You can also create two objects that are security principals at nearly the same time with different distinguishedName but the same sAMAccountName. Either the RDN is different, or if the RDN is the same the objects are in a different parent OU or container. In this case, the conflict is not recognized when the objects replicate. Instead, the Security Accounts Manager (SAM) service checks periodically for duplicate sAMAccountName values. In my tests, it took over 30 minutes for the conflict to be recognized, considerably longer than normal replication.
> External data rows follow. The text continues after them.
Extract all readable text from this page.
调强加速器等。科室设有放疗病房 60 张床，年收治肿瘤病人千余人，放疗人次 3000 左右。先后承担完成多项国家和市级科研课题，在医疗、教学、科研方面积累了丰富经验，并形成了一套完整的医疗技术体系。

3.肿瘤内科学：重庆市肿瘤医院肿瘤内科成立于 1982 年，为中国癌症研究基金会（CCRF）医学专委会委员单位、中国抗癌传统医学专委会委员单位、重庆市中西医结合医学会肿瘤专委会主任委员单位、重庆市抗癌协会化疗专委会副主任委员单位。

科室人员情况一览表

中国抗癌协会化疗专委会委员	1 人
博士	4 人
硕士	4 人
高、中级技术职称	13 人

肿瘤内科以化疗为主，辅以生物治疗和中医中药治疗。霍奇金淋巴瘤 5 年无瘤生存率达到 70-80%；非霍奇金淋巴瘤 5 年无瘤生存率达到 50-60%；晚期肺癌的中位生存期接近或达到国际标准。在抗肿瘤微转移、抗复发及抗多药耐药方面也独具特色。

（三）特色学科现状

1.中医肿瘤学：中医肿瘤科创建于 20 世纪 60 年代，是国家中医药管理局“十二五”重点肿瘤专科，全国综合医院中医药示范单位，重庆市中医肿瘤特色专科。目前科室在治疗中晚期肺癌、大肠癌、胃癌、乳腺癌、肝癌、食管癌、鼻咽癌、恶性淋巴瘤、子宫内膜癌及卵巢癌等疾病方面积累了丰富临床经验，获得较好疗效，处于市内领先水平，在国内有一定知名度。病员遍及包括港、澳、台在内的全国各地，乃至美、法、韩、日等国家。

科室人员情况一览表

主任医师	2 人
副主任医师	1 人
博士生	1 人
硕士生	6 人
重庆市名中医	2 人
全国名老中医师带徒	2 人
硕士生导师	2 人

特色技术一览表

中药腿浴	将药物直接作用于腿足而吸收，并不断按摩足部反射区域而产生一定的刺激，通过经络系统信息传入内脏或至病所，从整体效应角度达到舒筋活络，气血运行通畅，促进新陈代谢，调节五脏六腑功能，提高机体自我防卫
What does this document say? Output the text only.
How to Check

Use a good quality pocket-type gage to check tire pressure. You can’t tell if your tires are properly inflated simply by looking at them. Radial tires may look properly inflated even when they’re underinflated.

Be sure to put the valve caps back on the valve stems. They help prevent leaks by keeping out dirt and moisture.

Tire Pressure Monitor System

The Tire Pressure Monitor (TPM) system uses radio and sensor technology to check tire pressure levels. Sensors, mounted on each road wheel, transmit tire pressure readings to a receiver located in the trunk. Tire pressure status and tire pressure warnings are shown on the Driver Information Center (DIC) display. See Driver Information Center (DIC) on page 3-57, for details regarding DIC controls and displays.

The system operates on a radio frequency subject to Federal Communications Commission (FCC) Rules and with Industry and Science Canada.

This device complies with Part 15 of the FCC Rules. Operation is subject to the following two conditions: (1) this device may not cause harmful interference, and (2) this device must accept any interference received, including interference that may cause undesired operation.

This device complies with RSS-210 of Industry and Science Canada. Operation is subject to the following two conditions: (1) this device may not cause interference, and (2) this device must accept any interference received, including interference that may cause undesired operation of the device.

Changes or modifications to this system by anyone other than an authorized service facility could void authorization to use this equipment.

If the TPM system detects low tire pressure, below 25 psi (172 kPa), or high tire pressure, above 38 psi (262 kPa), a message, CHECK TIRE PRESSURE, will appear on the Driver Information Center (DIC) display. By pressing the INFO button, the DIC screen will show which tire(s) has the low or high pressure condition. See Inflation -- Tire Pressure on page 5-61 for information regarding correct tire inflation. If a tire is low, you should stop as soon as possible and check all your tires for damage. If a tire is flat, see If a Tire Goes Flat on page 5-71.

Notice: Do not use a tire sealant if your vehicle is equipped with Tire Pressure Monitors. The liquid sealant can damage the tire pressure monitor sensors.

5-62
When the process detects duplicate sAMAccountName values, one of the values is changed to the string "$DUPLICATE-xxx", where xxx is the RID of the object in hexadecimal. Again, one of these objects should be deleted. Interestingly, the process that detects duplicate sAMAccountName values does not find situations where the RDN has beem mangled to make the distinguishedName values unique, even though the sAMAccountName may be the same in the two objects.

When the object with the duplicate sAMAccountName is detected, an event is logged in the system event log with Event ID 12304. The details describe the object whose sAMAccountName was modified, but there is no information about the original value of sAMAccountName, or the conflicting object. You can find all objects whose sAMAccountName has been mangled because it was a duplicate with the LDAP syntax filter "(sAMAccountName=$DUPLICATE*)". For example:

dsquery * -filter "(sAMAccountName=$duplicate*)" -attr distinguishedName whenCreated

If you don't already know the original sAMAccountName, and the conflicting object, you must search for all objects created within a few minutes of the mangled object. You can use the whenCreated attribute value of the mangled object for this search. If more than one such object is found, you may be able to tell which sAMAccountName was the duplicate from your organization's naming policy. For example, if the first query for objects with mangled sAMAccountName values reveals an object created on January 18, 2013 15:34:21, then the following query should find the duplicate and reveal the original sAMAccountName:

dsquery * -filter "(&(whenCreated>=20130118152400.0Z)(whenCreated<=20130118154400.0Z))" -attr distinguishedName sAMAccountName

The query looks for all objects created within 10 minutes of the mangled object.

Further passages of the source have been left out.